Cumulative Flow Diagram-Based Fixed-Time Signal Timing Optimization at Isolated Intersections Using Connected Vehicle Trajectory Data

Time-dependent fixed-time control is a cost-effective control method that is widely employed at signalized intersections in numerous countries. Existing optimization models rely on traditional delay models with specific assumptions regarding vehicle arrivals. Recent advancements in intelligent mobility have led to development of high-resolution trajectory data of connected vehicles (CVs), thereby providing opportunities for improving fixed-time signal control. Taking advantage of CV trajectories, this study proposes a cumulative flow diagram (CFD)-based signal timing optimization method for fixed-time signal control at isolated intersections, which includes a CFD model and a multi-objective optimization model. The CFD model is formulated to profile the time-dependent vehicle arrival and departure processes under varying signal timing plans, where the intersection demand is estimated based on a weighted maximum likelihood estimation method.

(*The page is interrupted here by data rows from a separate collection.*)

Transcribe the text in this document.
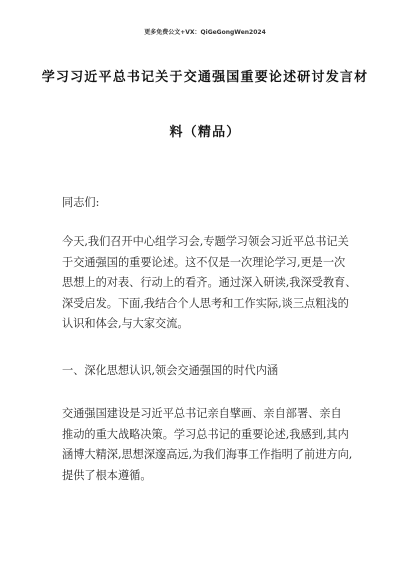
更多免费公文+VX：QiGeGongWen2024
学习习近平总书记关于交通强国重要论述研讨发言材
料（精品）
同志们:
今天,我们召开中心组学习会,专题学习领会习近平总书记关
于交通强国的重要论述。这不仅是一次理论学习,更是一次
思想上的对表、行动上的看齐。通过深入研读,我深受教育、
深受启发。下面,我结合个人思考和工作实际,谈三点粗浅的
认识和体会,与大家交流。
一、深化思想认识,领会交通强国的时代内涵
交通强国建设是习近平总书记亲自擘画、亲自部署、亲自
推动的重大战略决策。学习总书记的重要论述,我感到,其内
涵博大精深,思想深邃高远,为我们海事工作指明了前进方向,
提供了根本遵循。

Then, a CFD-based multi-objective optimization model is proposed for both undersaturated and oversaturated traffic conditions. The primary objective is to minimize the exceeded queue dissipation time, whereas the secondary objective is to minimize the average delay at the intersection. Considering the data-driven property of the CFD model, a bi-level particle swarm optimization-based algorithm is then specially designed to solve the optimal cycle length (and the reference point if it is considered) and green ratios separately. The proposed method is evaluated based on simulation data and compared with Synchro. The results indicate that the proposed method outperforms Synchro under various traffic conditions in terms of average delay and queue since the time-dependent vehicle arrivals during the cycle are considered in a CV trajectory data-driven way.